The scope of the report is well beyond simply talking about the railways – indeed the report references it as ‘heavy rail’ in contrast to light rail/tram – but its chapter on the subject is significantly better than anything we’ve had from GBR’s transition team. The TUC argue persuasively that it is possible to increase rail usage, but only with careful planning and massive investment.

The TUC report is also clear that removing fragmentation from the rail system literally means centrally planning timetables and ticketing, which is what GBR is currently obfuscating. The report goes much further than that, however; it argues that all public transport needs to be planned to work together, including buses and light rail. This should not be an especially radical revelation. In Germany, coordinating the different transport systems enables what is known as ‘taktfahkarten’ (literally ‘rhythmic timetable’) that massively improves passenger experiences by ensuring that trains, bus, and trams are synchronised to make journeys flow better. It can all be done with sufficient will.

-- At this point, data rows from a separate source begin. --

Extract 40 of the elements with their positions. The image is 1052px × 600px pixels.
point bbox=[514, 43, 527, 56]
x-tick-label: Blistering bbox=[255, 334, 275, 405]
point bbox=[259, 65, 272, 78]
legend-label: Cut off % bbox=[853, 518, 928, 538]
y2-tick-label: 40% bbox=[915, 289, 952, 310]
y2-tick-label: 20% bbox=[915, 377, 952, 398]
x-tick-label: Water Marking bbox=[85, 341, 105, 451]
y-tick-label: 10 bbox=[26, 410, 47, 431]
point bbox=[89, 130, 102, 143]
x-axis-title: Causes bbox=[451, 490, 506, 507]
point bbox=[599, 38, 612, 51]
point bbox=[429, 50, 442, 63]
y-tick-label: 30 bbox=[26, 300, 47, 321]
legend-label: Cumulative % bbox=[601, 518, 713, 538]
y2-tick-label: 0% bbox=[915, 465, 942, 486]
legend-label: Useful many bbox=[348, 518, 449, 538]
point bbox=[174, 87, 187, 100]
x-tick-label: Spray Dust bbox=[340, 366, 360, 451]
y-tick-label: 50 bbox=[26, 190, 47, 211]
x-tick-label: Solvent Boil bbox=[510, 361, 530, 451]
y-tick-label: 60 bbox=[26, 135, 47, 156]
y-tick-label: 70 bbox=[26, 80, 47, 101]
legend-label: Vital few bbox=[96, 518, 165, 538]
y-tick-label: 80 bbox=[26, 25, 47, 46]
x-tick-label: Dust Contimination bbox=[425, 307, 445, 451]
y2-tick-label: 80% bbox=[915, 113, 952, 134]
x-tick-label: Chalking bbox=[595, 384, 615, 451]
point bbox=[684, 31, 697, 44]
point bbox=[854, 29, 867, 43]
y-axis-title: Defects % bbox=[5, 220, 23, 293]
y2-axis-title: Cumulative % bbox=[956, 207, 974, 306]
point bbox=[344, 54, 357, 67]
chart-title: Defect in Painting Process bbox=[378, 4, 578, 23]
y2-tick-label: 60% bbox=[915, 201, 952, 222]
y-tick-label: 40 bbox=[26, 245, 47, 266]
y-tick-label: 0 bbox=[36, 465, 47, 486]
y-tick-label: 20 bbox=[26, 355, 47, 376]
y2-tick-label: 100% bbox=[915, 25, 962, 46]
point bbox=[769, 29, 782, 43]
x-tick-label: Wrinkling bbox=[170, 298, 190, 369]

The direction of travel needs to change

No one could possibly argue anything is going well on transport in general and the rail in particular. Tory and big-business propaganda is that smashing the unions will magically fix the problems, but really only a very ignorant person could possibly believe this. They do not even have an explanation to that level of sophistication for the decline of bus services.

The reality is that the very British nonsense that public transport is something from which money must be made, rather than on which it should be spent, is in danger of destroying the entire infrastructure. The timing could literally not be worse: the worse public transport is, the more people are falling back onto internal-combustion-engine vehicles. This pleases Tories, with their ideological fixation on private transport. It is likely that some of them convince themselves that this is not the ecological disaster that it obviously is, via some nonsense involving electric cars. These are a non-solution, which would fall apart due to limited supplies of lithium for batteries, if it were not falling apart because an increasingly hard-up populace cannot spend tens of thousand of pounds on vehicles with ten-year service lives.

The fight for a functioning transport system could not be more urgent than it currently is. It’s not particularly mysterious what needs to be done. But if we rely on the leadership we currently have, we just aren’t going to do it. The inseparable link between fighting for a better world and to save the one we have is barely any more clearly expressed than in the urgent need to change course on transport.